The economic impact of marine water pollution on recreation losses is directly related to the extent of beach closures. As water quality enhancement increases the supply of beaches available to the public, more participants are expected at both newly opened and formerly used (but polluted) sites. Swimmers are usually more sensitive than other sport enthusiasts to beach conditions. A conceptual methodology is developed to assess the economic welfare benefits of beach cleanup. Empirical data required by the method are compiled for all coastal regions of the continental USA. Annual damages to swimming are then estimated in the range of $27.5 to $65.3 million for 1970. The results indicate that the North Atlantic coastline accounts for almost 60% of total activity day losses, compared to roughly 30% for the Great Lakes region. The remaining areas—the Pacific, South Atlantic, and Gulf states—incur relatively minor damages. Especially along the West coast, influential public concern for environmental protection has contributed toward progress on coastal zone management. Many southern shorelines avoid serious pollution problems by their lack of heavy industrialization and urbanization.
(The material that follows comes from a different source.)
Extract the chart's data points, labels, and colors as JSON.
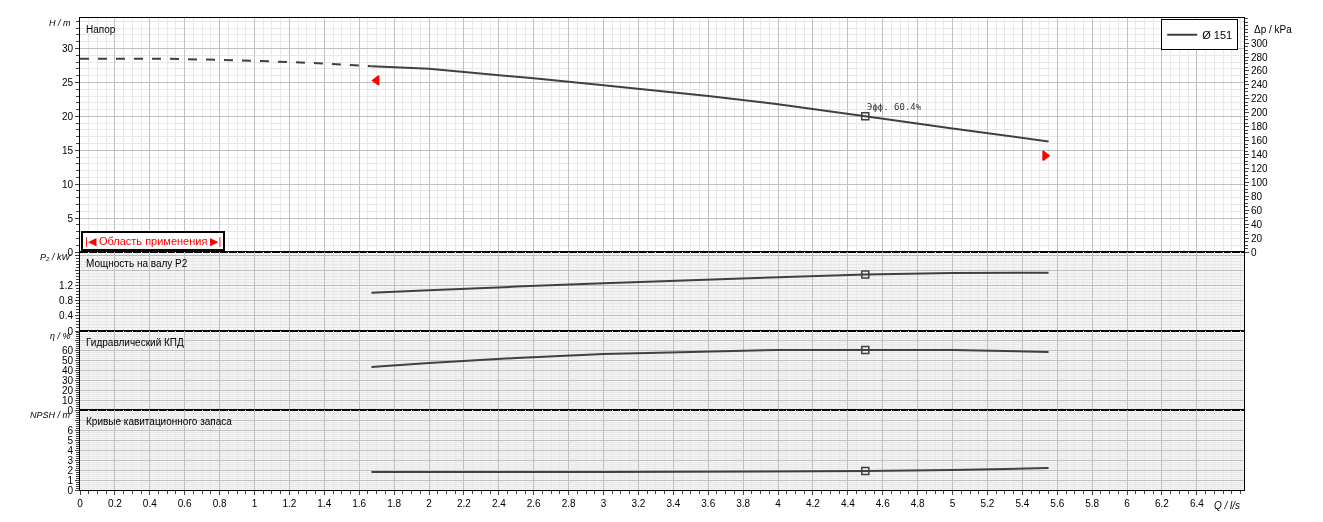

Recreation losses constitute only a portion, albeit an important one, of total damages attributable to contaminated marine waters. Other human activities or natural attributes adversely impacted include commercial fishing, navigation, shoreline property values, aesthetic amenities, and ecological habitats. Welfare losses for these items could well exceed that for recreation, although current informational deficiencies on welfare measures and empirical data preclude such an assessment.